Na praia da Barra tinha a presença marcante dos moradores. A família de Letício Ribeiro, o velho Deco, os filhos do Pai de Adilson e Walter Pereira, As tias e primos de Maria das Graças Franco, seus vizinhos, o Joaquim Lobo e todos os seus amigos que mais tarde o fariam vereador.
Os moradores da Boa Vista, Felix do Mercado, Sergipe, reunidos com os Barretos, capitaneados por Jajara, pai de Fernando e Claudia Barreto, eram avisados em primeiro lugar devido a proximidade com a Barra.
Os moradores do centro, Baeca, Buruca e periferia da Aroeira, recebiam a noticia que ia haver arastão através de Roberto e Ruy Mourão que fiziam a ponte entre a cidade e o bairro. Roberto foi um brilhante politico nos anos 60 e quase chega a prefeitura em 1962.
Na da Praia do forte, os remanescentes da Rua do Meio, cajueiros, Rua do Sacramento e morros do Carvão e Viaduto, tinha como avisante mor os Mirian Almeida e seus irmãos.

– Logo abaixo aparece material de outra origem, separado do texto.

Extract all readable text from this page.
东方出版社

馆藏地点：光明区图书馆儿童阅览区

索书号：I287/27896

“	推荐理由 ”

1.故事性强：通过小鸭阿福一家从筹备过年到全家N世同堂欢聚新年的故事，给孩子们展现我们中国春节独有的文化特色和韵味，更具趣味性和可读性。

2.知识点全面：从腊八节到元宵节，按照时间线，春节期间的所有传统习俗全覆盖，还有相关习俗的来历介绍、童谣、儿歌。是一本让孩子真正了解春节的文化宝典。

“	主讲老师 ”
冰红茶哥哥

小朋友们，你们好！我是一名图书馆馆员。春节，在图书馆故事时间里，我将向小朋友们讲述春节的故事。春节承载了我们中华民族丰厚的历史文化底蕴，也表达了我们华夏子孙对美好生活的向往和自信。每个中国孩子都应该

As lembranças ficam por conta de quem participava como Dabarra (da Barra), Paulinho irmão de Bonga e Léa, António Franco, Joaquim Lobo, Manoel Papagaio e seus irmãos, a filharada de Luiz Pinheiro, Os irmãos de Adilson Pereira , Baeca, os Barretos filhos de seu José Barreto, os filhos de Pastora, Felix do Mercado, Papa Lambida que comandavam as alegres madrugadas da Praia da Barra com gritos infantis e alegrias no enchimento de sacolas e sacos.

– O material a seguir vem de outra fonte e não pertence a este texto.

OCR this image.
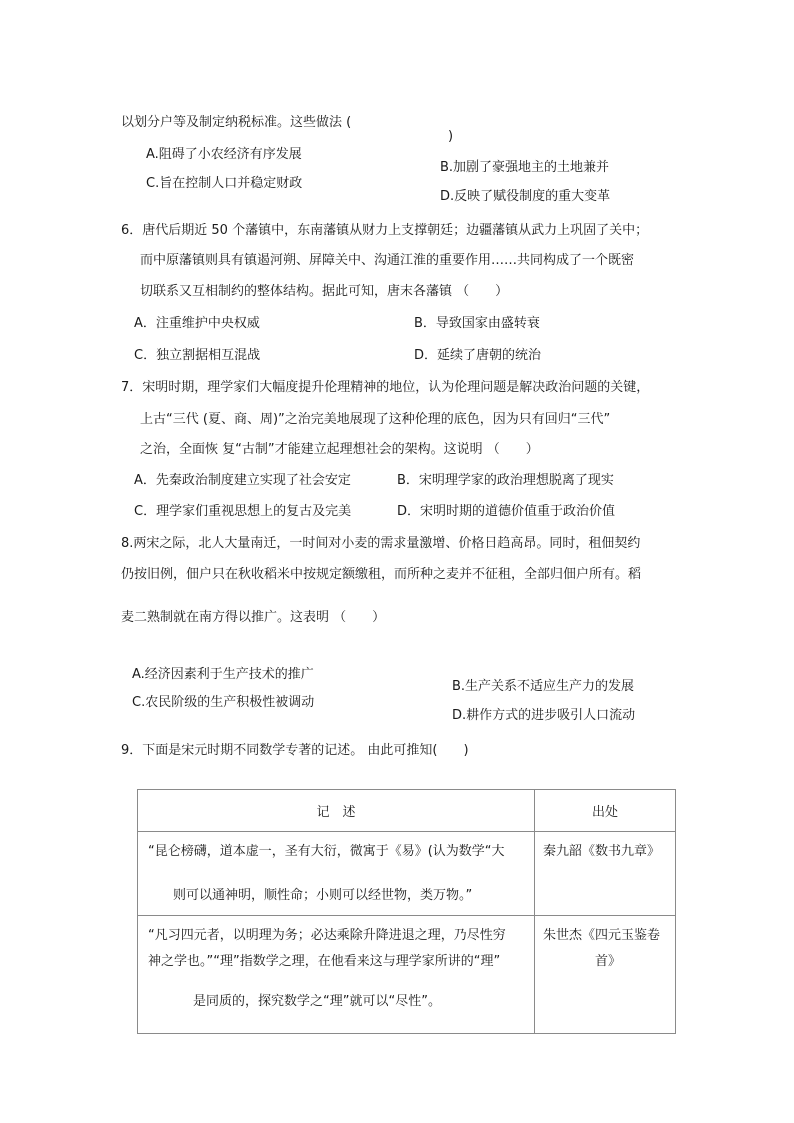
以划分户等及制定纳税标准。这些做法 (
)
A.阻碍了小农经济有序发展
B.加剧了豪强地主的土地兼并
C.旨在控制人口并稳定财政
D.反映了赋役制度的重大变革
6．唐代后期近 50 个藩镇中，东南藩镇从财力上支撑朝廷；边疆藩镇从武力上巩固了关中；
而中原藩镇则具有镇遏河朔、屏障关中、沟通江淮的重要作用……共同构成了一个既密
切联系又互相制约的整体结构。据此可知，唐末各藩镇 （　　）
A．注重维护中央权威	B．导致国家由盛转衰
C．独立割据相互混战	D．延续了唐朝的统治
7．宋明时期，理学家们大幅度提升伦理精神的地位，认为伦理问题是解决政治问题的关键，
上古“三代 (夏、商、周)”之治完美地展现了这种伦理的底色，因为只有回归“三代”
之治，全面恢 复“古制”才能建立起理想社会的架构。这说明 （　　）
A．先秦政治制度建立实现了社会安定	B．宋明理学家的政治理想脱离了现实
C．理学家们重视思想上的复古及完美	D．宋明时期的道德价值重于政治价值
8.两宋之际，北人大量南迁，一时间对小麦的需求量激增、价格日趋高昂。同时，租佃契约
仍按旧例，佃户只在秋收稻米中按规定额缴租，而所种之麦并不征租，全部归佃户所有。稻
麦二熟制就在南方得以推广。这表明 （　　）
A.经济因素利于生产技术的推广
B.生产关系不适应生产力的发展
C.农民阶级的生产积极性被调动
D.耕作方式的进步吸引人口流动
9．下面是宋元时期不同数学专著的记述。 由此可推知(　　)
记　述	出处

“昆仑榜礴，道本虚一，圣有大衍，微寓于《易》(认为数学“大
则可以通神明，顺性命；小则可以经世物，类万物。”	秦九韶《数书九章》

“凡习四元者，以明理为务；必达乘除升降进退之理，乃尽性穷
神之学也。”“理”指数学之理，在他看来这与理学家所讲的“理”
是同质的，探究数学之“理”就可以“尽性”。	朱世杰《四元玉鉴卷
首》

António Franco, que hoje é vereador e Pastor Evangélico, sempre levava para casa os sacos cheios de peixes que serviriam para longas e deliciosas refeições. Ele pode confirmar com detalhes vividos estes momentos extremamente macaense e puro.
Enquanto isso os arrastões da Praia do forte tinham dezenas de infâncias que hoje de cabelos brancos podem explicar o fenômeno maravilhoso que era esta pureza macaense. Tonho Lepra, Ecinho, Os filhos do velho Marins, Dabarrinha (da rua do Meio) Teteu, Telmo de Zica, Sylvio Araponga, Elmo de seu Pepeu, Zezinho Crespo, Cadinho e Ralph, enfim toda um gama de infâncias que faziam dos arrastões uma melodia de gritos e sentimentos de ganhos que transcendiam o puro apanhamento dos peixes para se tornarem uma glória só em participar de fatos pelas madrugadas.
Era como uma conquista sair de casa, agasalhar-se dos frios de Julho e Agosto e voltar com as medalhas orgulhosamente conquistadas na busca de redes e de peixes ainda pulando em querências e sofrimentos.
A gente até esquecia as preocupações maternas que nos acompanhavam os tímpanos com gritos até o portão.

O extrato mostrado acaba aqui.